Labyrinths can be found on the floors (and sometimes walls) of many medieval churches and cathedrals, the most famous being the one found in the cathedral at Chartres, France. It is widely believed that these labyrinths provided an alternative to the physical pilgrimage to Jerusalem for those who could not travel the long and often dangerous journey. The twists and turns of these often large labyrinths represented the pathway through life in search of the Heavenly Kingdom, offering the pilgrim time to meditate on their life and perform acts of penance through prayer. The labyrinths also offered the pilgrim a focal point; a centre and final destination, often named Jerusalem or ciel (sky/heaven).

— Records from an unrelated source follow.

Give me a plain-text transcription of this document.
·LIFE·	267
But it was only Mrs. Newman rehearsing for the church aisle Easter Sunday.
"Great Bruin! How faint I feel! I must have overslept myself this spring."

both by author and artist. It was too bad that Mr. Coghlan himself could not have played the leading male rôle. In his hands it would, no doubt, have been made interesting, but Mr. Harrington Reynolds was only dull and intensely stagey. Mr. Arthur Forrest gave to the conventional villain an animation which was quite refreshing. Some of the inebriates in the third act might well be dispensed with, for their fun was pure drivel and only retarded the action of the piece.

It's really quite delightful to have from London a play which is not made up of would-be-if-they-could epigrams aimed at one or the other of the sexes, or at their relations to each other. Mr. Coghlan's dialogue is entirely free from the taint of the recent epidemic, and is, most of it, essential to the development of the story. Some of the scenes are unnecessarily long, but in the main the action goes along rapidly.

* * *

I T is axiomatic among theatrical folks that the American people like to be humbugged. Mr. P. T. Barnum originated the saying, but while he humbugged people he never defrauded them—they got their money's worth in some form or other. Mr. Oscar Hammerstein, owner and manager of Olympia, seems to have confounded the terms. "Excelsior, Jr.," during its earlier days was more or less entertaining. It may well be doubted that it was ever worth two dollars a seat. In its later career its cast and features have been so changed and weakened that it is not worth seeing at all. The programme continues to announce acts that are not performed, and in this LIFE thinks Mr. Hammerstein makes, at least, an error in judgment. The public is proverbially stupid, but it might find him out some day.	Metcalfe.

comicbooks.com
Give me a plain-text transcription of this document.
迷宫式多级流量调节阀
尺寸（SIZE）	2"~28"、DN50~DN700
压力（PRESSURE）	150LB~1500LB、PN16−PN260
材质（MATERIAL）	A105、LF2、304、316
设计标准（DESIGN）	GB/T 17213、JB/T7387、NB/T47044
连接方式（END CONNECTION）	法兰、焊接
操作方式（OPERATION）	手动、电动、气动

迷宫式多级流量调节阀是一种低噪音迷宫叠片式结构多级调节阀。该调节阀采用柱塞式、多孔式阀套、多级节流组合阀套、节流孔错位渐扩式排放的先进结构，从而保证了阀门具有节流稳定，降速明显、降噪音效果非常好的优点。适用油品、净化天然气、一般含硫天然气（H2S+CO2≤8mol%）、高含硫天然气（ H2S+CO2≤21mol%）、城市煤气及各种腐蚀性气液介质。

Much to my joy, I discovered that a medieval labyrinth can be seen in a town not too far from Clonmel. Saint Patrick’s Cross on the Rock of Cashel in Co. Tipperary, a high cross dating from the twelfth century, is unusual in that it possesses not only a depiction of a labyrinth on its base but also a minotaur. According to Peter Harbison in his article “A Labyrinth on the Twelfth – High Cross Base on the Rock of Cashel, Co. Tipperary” this was not unusual and many medieval manuscripts retained representations of the Minotaur, from the Cretan legend and the figure we most associate with the structure of the labyrinth. Harbison goes on to explain that this particular labyrinth is the only church example to contain a minotaur, thus linking it to the manuscript The Liber Floridus of Lambert of Saint-Omer. The presence of this minotaur in the labyrinth within the context of a religious building reflects attitudes of the reformers of the church in the twelfth century. It is a figure which they can incorporate into Christian teaching to warn of the darker side of the human existence. Harbison describes the minotaur as “being the offspring of an illicit and unnatural union” and so it is a perfect representation of a malevolent force.
Saint Patricks Cross is now housed indoors in the Hall of Vicars Choral while a replica stands in its place outside.